The Business Owner's FAILURE to WARN of a Hazard in a Slip & Fall Accident

If the business owner knows or should have known of a dangerous condition on the premises that he or she knew was possible or "foreseeable" or could present a danger to patrons, then he or she is said to have a duty to exercise ordinary care in either:

1. removing the hazard; or
2  at the very least, warning of the hazard

The patron has an absolute right to assume that the business premises are reasonably safe unless there are obvious conditions or indications to the contrary of that assumption.  Let's explore the following case example:

A plaintiff entered a fast food type restaurant inside of a shopping mall and noticed one of the employees mopping up the floor, and saw at least one warning sign saying "Wet Floor | Caution."  After the plaintiff finished eating at the restaurant, she slipped and fell down causing herself bodily injury; she thinks she slipped on water even though she did not see any water prior to falling, but noticed after the fall, her clothes were wet.  After the fall, the plaintiff saw the same warning sign but no employees with mops or mopping the floor.  The manager of the fast food restaurant testified that the fall occurred outside the perimeter marked by any of the warning signs.  The expert for the slip and fall victim testified that the wet floor was slippery and thereby dangerous to walk on; and also, the slipperiness was increased due to the improper method of rinsing and drying the floor surface.  After the trial, the verdict was a victory to the fast food restaurant but the slip and fall victim appealed because she was not able to instruct the jury on the owner's duty to remedy or warn of the hazard.  The Appeal Court agreed, and held the fast food restaurant has a duty to use effective warning devices.
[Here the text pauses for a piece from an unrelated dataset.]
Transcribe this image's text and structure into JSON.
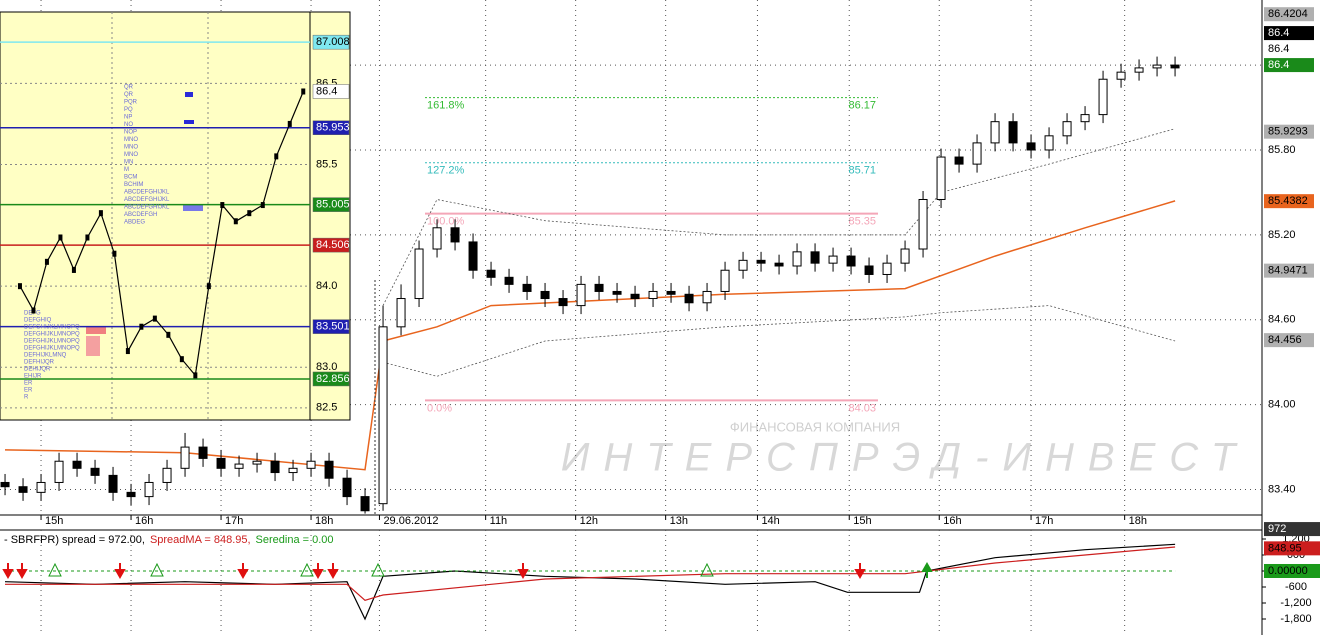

The above California case happened in 1986 and it formed the foundation of a modification to California jury instruction BAJI 8.01 which now reads:

"the owner of premises is under a duty to exercise ordinary care in the use, maintenance or management of such premises in order to avoid exposing persons to an unreasonable of harm. Such duty exists whether the risk of harm is caused by the natural condition of such premises or by an artificial condition created on such premises."

The court rationalized that the owner of a business has a never-ending duty to keep the premises reasonably safe and to inspect for any potential hazards or defects.  Now, the business owner is not the absolute insurer of a patron's absolute safety, he or she owes an undisputed affirmative duty to exercise due reasonable care to keep all shopping aisles, floors and passageways in a safe type of condition, and at the same time, he or she must discover and then correct as soon as possible (reasonable time) and discovered dangerous conditions.

Retail store owners should always keep aisles free from clutter, and prevent the stocking of any unstable merchandise.  Thus, displays, shelving and aisles should be inspected on a regular basis and it is recommended they keep sweep logs.